Depending on their operating principles, there exist two kinds of touch panels, i.e., resistive touch panels and capacitive touch panels, and currently the latter has been widely used in electronic products. The capacitive touch panel, which operates by means of an induced current of a human body, may sense a touch signal through the combination of the characteristics of human body and electrodes. When the panel is touched by the human body (e.g., a finger), a coupling capacitance is generated between the finger and a conductive layer of the touch panel due to the existing of an electric field of the human body, and the current generated by the electrode on the touch panel will flow toward a contact point, so it is able to calculate a position of the touch point accurately.

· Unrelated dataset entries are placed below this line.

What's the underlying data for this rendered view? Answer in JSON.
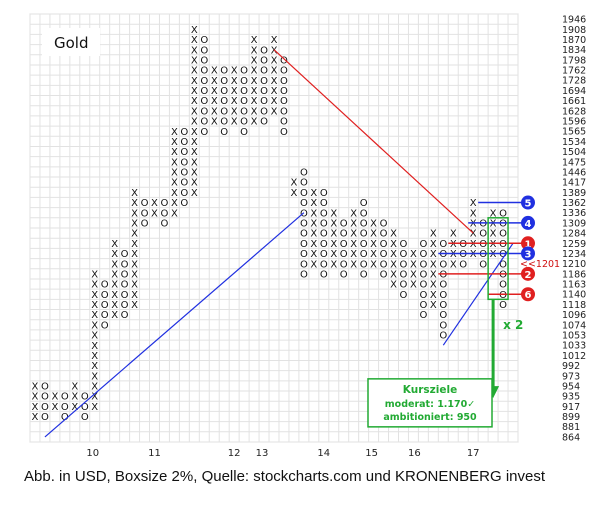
{
  "chart_data": {
    "type": "point-and-figure",
    "title": "Gold",
    "x_ticks": [
      "10",
      "11",
      "12",
      "13",
      "14",
      "15",
      "16",
      "17"
    ],
    "y_ticks": [
      1946,
      1908,
      1870,
      1834,
      1798,
      1762,
      1728,
      1694,
      1661,
      1628,
      1596,
      1565,
      1534,
      1504,
      1475,
      1446,
      1417,
      1389,
      1362,
      1336,
      1309,
      1284,
      1259,
      1234,
      1210,
      1186,
      1163,
      1140,
      1118,
      1096,
      1074,
      1053,
      1033,
      1012,
      992,
      973,
      954,
      935,
      917,
      899,
      881,
      864
    ],
    "current_price_label": "<<1201",
    "columns": [
      {
        "col": 0,
        "type": "X",
        "low": 899,
        "high": 954
      },
      {
        "col": 1,
        "type": "O",
        "low": 899,
        "high": 954
      },
      {
        "col": 2,
        "type": "X",
        "low": 917,
        "high": 935
      },
      {
        "col": 3,
        "type": "O",
        "low": 899,
        "high": 935
      },
      {
        "col": 4,
        "type": "X",
        "low": 917,
        "high": 954
      },
      {
        "col": 5,
        "type": "O",
        "low": 899,
        "high": 935
      },
      {
        "col": 6,
        "type": "X",
        "low": 917,
        "high": 1186
      },
      {
        "col": 7,
        "type": "O",
        "low": 1074,
        "high": 1163
      },
      {
        "col": 8,
        "type": "X",
        "low": 1096,
        "high": 1259
      },
      {
        "col": 9,
        "type": "O",
        "low": 1096,
        "high": 1234
      },
      {
        "col": 10,
        "type": "X",
        "low": 1118,
        "high": 1389
      },
      {
        "col": 11,
        "type": "O",
        "low": 1309,
        "high": 1362
      },
      {
        "col": 12,
        "type": "X",
        "low": 1336,
        "high": 1362
      },
      {
        "col": 13,
        "type": "O",
        "low": 1309,
        "high": 1362
      },
      {
        "col": 14,
        "type": "X",
        "low": 1336,
        "high": 1565
      },
      {
        "col": 15,
        "type": "O",
        "low": 1362,
        "high": 1565
      },
      {
        "col": 16,
        "type": "X",
        "low": 1389,
        "high": 1908
      },
      {
        "col": 17,
        "type": "O",
        "low": 1565,
        "high": 1870
      },
      {
        "col": 18,
        "type": "X",
        "low": 1596,
        "high": 1762
      },
      {
        "col": 19,
        "type": "O",
        "low": 1565,
        "high": 1762
      },
      {
        "col": 20,
        "type": "X",
        "low": 1596,
        "high": 1762
      },
      {
        "col": 21,
        "type": "O",
        "low": 1565,
        "high": 1762
      },
      {
        "col": 22,
        "type": "X",
        "low": 1596,
        "high": 1870
      },
      {
        "col": 23,
        "type": "O",
        "low": 1596,
        "high": 1834
      },
      {
        "col": 24,
        "type": "X",
        "low": 1628,
        "high": 1870
      },
      {
        "col": 25,
        "type": "O",
        "low": 1565,
        "high": 1798
      },
      {
        "col": 26,
        "type": "X",
        "low": 1389,
        "high": 1417
      },
      {
        "col": 27,
        "type": "O",
        "low": 1186,
        "high": 1446
      },
      {
        "col": 28,
        "type": "X",
        "low": 1210,
        "high": 1389
      },
      {
        "col": 29,
        "type": "O",
        "low": 1186,
        "high": 1389
      },
      {
        "col": 30,
        "type": "X",
        "low": 1210,
        "high": 1336
      },
      {
        "col": 31,
        "type": "O",
        "low": 1186,
        "high": 1309
      },
      {
        "col": 32,
        "type": "X",
        "low": 1210,
        "high": 1336
      },
      {
        "col": 33,
        "type": "O",
        "low": 1186,
        "high": 1362
      },
      {
        "col": 34,
        "type": "X",
        "low": 1210,
        "high": 1309
      },
      {
        "col": 35,
        "type": "O",
        "low": 1186,
        "high": 1309
      },
      {
        "col": 36,
        "type": "X",
        "low": 1163,
        "high": 1284
      },
      {
        "col": 37,
        "type": "O",
        "low": 1140,
        "high": 1259
      },
      {
        "col": 38,
        "type": "X",
        "low": 1163,
        "high": 1234
      },
      {
        "col": 39,
        "type": "O",
        "low": 1096,
        "high": 1259
      },
      {
        "col": 40,
        "type": "X",
        "low": 1118,
        "high": 1284
      },
      {
        "col": 41,
        "type": "O",
        "low": 1053,
        "high": 1259
      },
      {
        "col": 42,
        "type": "X",
        "low": 1210,
        "high": 1284
      },
      {
        "col": 43,
        "type": "O",
        "low": 1210,
        "high": 1259
      },
      {
        "col": 44,
        "type": "X",
        "low": 1234,
        "high": 1362
      },
      {
        "col": 45,
        "type": "O",
        "low": 1210,
        "high": 1309
      },
      {
        "col": 46,
        "type": "X",
        "low": 1234,
        "high": 1336
      },
      {
        "col": 47,
        "type": "O",
        "low": 1118,
        "high": 1336
      }
    ],
    "trendlines": [
      {
        "color": "#e02020",
        "from": {
          "col": 24,
          "value": 1834
        },
        "to": {
          "col": 44,
          "value": 1284
        }
      },
      {
        "color": "#2030e0",
        "from": {
          "col": 1,
          "value": 864
        },
        "to": {
          "col": 27,
          "value": 1336
        }
      },
      {
        "color": "#2030e0",
        "from": {
          "col": 41,
          "value": 1033
        },
        "to": {
          "col": 48,
          "value": 1259
        }
      }
    ],
    "levels": [
      {
        "label": "1",
        "value": 1259,
        "color": "#e02020",
        "from_col": 42
      },
      {
        "label": "2",
        "value": 1186,
        "color": "#e02020",
        "from_col": 41
      },
      {
        "label": "3",
        "value": 1234,
        "color": "#2030e0",
        "from_col": 41
      },
      {
        "label": "4",
        "value": 1309,
        "color": "#2030e0",
        "from_col": 44
      },
      {
        "label": "5",
        "value": 1362,
        "color": "#2030e0",
        "from_col": 45
      },
      {
        "label": "6",
        "value": 1140,
        "color": "#e02020",
        "from_col": 46
      }
    ],
    "count_label": "x 2",
    "target_box": {
      "title": "Kursziele",
      "moderate": "moderat: 1.170✓",
      "ambitious": "ambitioniert: 950"
    }
  },
  "caption": "Abb. in USD, Boxsize 2%, Quelle: stockcharts.com und KRONENBERG invest"
}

Usually, a conductive film of the touch panel, as a part of great importance, includes a conductive layer and an insulating base material. The conductive layer is usually made of indium tin oxide (ITO) and formed on the insulating base material through vacuum-evaporation, patterning and etching. Then, the conductive film is adhered onto a transparent glass panel by an adhesive layer, so as to form the touch panel.
However, indium is scarce and expensive, so ITO is very expensive. In addition, when ITO is applied onto a surface of the entire insulating base material and then patterned and etched, a great quantity of ITO will be wasted, so the production cost of the conductive layer will increase remarkably.

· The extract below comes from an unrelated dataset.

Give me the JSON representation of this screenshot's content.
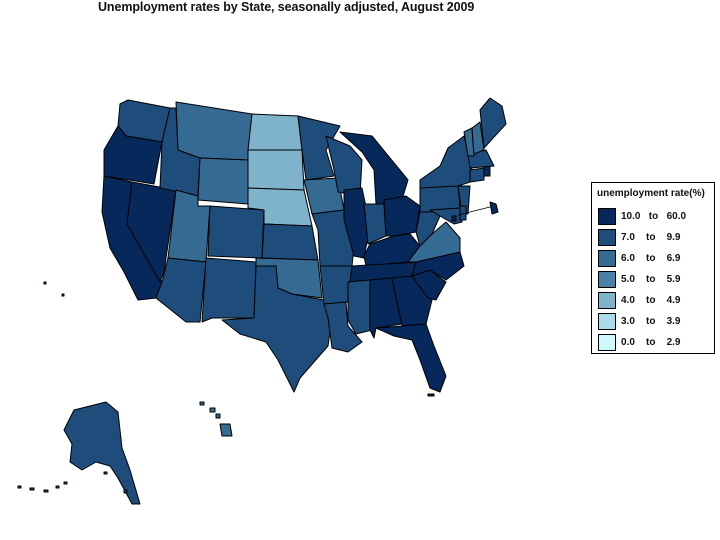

In order to overcome these defects, a new-generation touch technique called “metal mesh” has been presented, where a metal mesh made of silver, instead of ITO, is arranged on the base material so as to form the conductive layer. However, the existing metal-mesh-type touch panel is of a single structure and non-compatible with a capacitance of a market-available touch driver chip, so the application of this kind of touch panel is limited.